An open environment where ideas are freely shared has created stability. The average tenure in the leadership cohort is nine years, maintaining organizational continuity and preserving institutional knowledge while also introducing fresh ideas. To perpetuate this, the company has developed a career path program that encourages employees to pursue the areas that most interest them within the company.
“Most successful people have someone they can point to as instrumental in their growth – a boss, a coach, or a more senior co-worker,” says Vidya. “In turn, it is incumbent on us to nurture newer employees and put them in positions to succeed.
We also work to achieve that outside the corporate walls, be it through impact sourcing that creates economic opportunities or community-based efforts that target a specific need.”

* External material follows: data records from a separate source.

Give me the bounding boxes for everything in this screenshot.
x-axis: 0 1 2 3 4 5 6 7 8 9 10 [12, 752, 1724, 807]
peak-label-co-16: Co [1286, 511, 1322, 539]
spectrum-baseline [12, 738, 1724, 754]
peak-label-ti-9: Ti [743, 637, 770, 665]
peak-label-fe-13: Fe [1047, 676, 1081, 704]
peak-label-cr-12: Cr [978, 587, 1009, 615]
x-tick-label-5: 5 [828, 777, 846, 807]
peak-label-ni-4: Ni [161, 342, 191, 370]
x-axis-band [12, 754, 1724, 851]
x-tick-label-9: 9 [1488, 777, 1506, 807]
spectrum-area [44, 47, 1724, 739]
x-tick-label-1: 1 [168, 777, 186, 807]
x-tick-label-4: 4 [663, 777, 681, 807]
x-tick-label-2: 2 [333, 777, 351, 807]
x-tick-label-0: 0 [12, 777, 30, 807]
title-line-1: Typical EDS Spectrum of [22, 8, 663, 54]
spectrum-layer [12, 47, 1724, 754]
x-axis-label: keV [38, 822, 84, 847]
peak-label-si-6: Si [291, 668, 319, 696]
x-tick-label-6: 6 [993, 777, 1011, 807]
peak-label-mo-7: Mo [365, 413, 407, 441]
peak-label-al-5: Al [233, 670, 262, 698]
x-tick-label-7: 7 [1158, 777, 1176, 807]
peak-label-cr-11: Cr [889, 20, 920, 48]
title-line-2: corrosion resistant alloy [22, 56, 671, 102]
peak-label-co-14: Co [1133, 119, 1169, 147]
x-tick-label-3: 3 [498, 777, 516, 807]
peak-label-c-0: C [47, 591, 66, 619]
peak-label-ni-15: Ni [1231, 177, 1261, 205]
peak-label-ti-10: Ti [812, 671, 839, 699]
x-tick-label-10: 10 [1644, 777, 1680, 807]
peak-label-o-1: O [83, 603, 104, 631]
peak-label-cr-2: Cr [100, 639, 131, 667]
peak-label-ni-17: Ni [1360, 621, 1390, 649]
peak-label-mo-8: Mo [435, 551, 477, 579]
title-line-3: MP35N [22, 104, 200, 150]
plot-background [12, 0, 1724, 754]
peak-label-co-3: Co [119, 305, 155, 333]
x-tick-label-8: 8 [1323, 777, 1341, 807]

The company’s materials often refer to how doing well in business serves as the conduit to doing good for others. Whether this involves creating economic opportunity for disadvantaged populations, adopting local parks to maintain, or building a school, active corporate citizenship is part of the GlowTouch ethos. It is also a recognition of operating a global enterprise in a time of significant change where brand loyalty can be fleeting and individual motivations have changed. Internally, employees increasingly want to work for values-based companies that think beyond the bottom line; externally, clients seek cultural alignment in choosing outsourcing partners.
Meanwhile, the perception of customer service has changed. End users expect support to be part of the overall experience. Organizations recognize that what was once regarded as a cost center now has tremendous utility as a retention arm with revenue potential. All of this goes back to having a plan to launch a business and the ability to evolve parallel to conditions on the ground. “All you can do with challenges is face them,” says Vidya. “Be confident in your judgment and seek counsel from those around you. Success is not accidental, and it’s not without obstacles, but that makes it worthwhile.”